When new managers struggle, so do their teams. The likelihood of losing employees under a struggling manager is high. And that gets costly when you look at all that goes into replacing employees. Statistics on the cost of replacing a new hire run from tens of thousands of dollars to 1.5 to two times the employee’s annual salary.
But the statistic that matters most isn’t widely or easily measured. It’s the unintended consequences of stripping a new manager of their confidence. That person has gone from a high-performing master of their craft to a wobbling, failing leader. And the impact is deeply felt and hard to shake–both for them and the organization. If they’re able to recover and stay with the organization, their reputation often takes years to build back up. If they leave, or are forced out because of their underperformance, they’re likely to make the same bad habits in another organization and continue to fail. To avoid this scenario, you need to set new managers up for success.
Train before you promote
Many companies train managers when they move into a managerial role, but this is far too late. They need training before they step into a supervisory role, and they need the runway to learn the leadership skills they need.
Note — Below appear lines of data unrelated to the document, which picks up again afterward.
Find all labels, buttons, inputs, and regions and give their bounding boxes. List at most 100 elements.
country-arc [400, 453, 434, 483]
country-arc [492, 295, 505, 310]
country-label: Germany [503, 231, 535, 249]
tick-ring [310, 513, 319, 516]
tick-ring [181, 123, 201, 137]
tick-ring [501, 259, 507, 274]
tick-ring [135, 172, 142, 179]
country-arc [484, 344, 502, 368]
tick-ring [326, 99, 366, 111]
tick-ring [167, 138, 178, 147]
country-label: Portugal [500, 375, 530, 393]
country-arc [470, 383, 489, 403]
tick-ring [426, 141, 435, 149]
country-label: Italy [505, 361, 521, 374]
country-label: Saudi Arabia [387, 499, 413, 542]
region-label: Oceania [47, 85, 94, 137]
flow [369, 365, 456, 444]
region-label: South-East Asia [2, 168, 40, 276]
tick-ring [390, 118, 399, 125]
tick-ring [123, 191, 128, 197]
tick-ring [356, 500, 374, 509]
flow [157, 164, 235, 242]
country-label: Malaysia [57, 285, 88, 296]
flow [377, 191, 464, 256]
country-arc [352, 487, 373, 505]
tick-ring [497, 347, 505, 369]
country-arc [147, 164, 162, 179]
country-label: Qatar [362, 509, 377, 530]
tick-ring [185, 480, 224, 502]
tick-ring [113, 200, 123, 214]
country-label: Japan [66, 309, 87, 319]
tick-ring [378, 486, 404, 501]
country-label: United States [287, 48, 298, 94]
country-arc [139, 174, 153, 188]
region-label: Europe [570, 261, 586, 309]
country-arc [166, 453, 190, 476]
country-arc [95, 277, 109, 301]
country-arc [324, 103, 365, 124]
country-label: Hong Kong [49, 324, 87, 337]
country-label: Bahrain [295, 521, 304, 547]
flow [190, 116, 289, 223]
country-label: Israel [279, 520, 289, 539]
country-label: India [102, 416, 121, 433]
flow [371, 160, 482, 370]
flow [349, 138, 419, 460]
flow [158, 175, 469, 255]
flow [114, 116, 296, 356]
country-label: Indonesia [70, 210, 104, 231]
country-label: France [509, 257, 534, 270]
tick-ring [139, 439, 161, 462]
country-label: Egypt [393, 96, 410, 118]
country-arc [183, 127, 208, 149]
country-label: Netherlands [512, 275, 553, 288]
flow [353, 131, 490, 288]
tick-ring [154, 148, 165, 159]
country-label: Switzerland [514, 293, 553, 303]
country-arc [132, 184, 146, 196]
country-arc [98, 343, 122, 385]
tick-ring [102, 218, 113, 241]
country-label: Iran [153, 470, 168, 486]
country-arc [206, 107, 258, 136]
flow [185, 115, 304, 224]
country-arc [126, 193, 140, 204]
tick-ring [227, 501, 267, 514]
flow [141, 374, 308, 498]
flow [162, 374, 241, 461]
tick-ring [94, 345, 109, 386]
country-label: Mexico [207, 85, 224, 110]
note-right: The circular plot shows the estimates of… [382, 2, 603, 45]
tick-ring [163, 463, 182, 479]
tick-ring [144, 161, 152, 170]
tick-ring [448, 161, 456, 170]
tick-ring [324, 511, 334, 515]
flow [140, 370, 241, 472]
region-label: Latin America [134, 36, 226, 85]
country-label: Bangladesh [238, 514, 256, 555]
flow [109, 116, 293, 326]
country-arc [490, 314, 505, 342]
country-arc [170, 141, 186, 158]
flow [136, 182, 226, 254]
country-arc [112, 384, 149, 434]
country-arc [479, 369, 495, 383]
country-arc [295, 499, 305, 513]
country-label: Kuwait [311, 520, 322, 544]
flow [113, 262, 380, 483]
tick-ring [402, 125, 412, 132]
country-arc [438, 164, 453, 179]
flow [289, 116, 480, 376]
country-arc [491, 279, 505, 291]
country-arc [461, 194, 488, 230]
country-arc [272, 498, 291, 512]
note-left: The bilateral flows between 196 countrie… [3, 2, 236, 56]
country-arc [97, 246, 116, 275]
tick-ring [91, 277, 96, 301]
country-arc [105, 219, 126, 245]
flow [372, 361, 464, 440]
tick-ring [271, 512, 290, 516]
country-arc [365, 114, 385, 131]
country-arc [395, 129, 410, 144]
Make a case for an associate program—one that teaches leadership skills without the promise of a promotion. This type of scenario gives potential leaders a chance to try out the role before they commit to taking it, and provides valuable learning opportunities, even if they don’t become managers.
Invest in a coach
Too often we invest in individual coaching only once a manager is in real trouble. But if you truly want a new manager to thrive and grow, you need to make the coaching investment upfront. This way, they can have the space to bring their challenges and struggles, and they’ll be in a better spot to navigate the new role with dignity and confidence.
Try creating a mentorship program where more senior leaders take a mentor/coach role with newly promoted managers. It’ll provide continued growth for the seasoned leaders, and gives them more in-depth insights into what new managers struggle with at your organization.
Gather low-stakes feedback from their teams
It’s also important to make sure that your investment in new leaders is paying off. Provide regular opportunities for departments to give candid feedback. Not only does this reflect the growth and development of the new manager, but you’ll also be able to see what additional training or coaching can benefit them.
Gathering feedback through standardized 180 or 360 platforms independent of annual performance reviews is one way to give a new manager valuable insights–without feeling like it’s negatively impacting their more formal assessments. And it goes a long way toward feeding a broader growth mind-set, providing opportunities for meaningful conversations around increasing their leadership skills. Creating the culture of feedback early on in a manager’s career sets them up to ask for feedback–and to value and act on it–throughout their professional lives.
When you invest in your employees’ growth, you deepen their engagement. Any investment in your managers is also an investment in their teams. So provide them the training they deserve, the coaching that will help them engage, and the feedback from their teams that will keep everyone thriving. You’ll be so glad you did.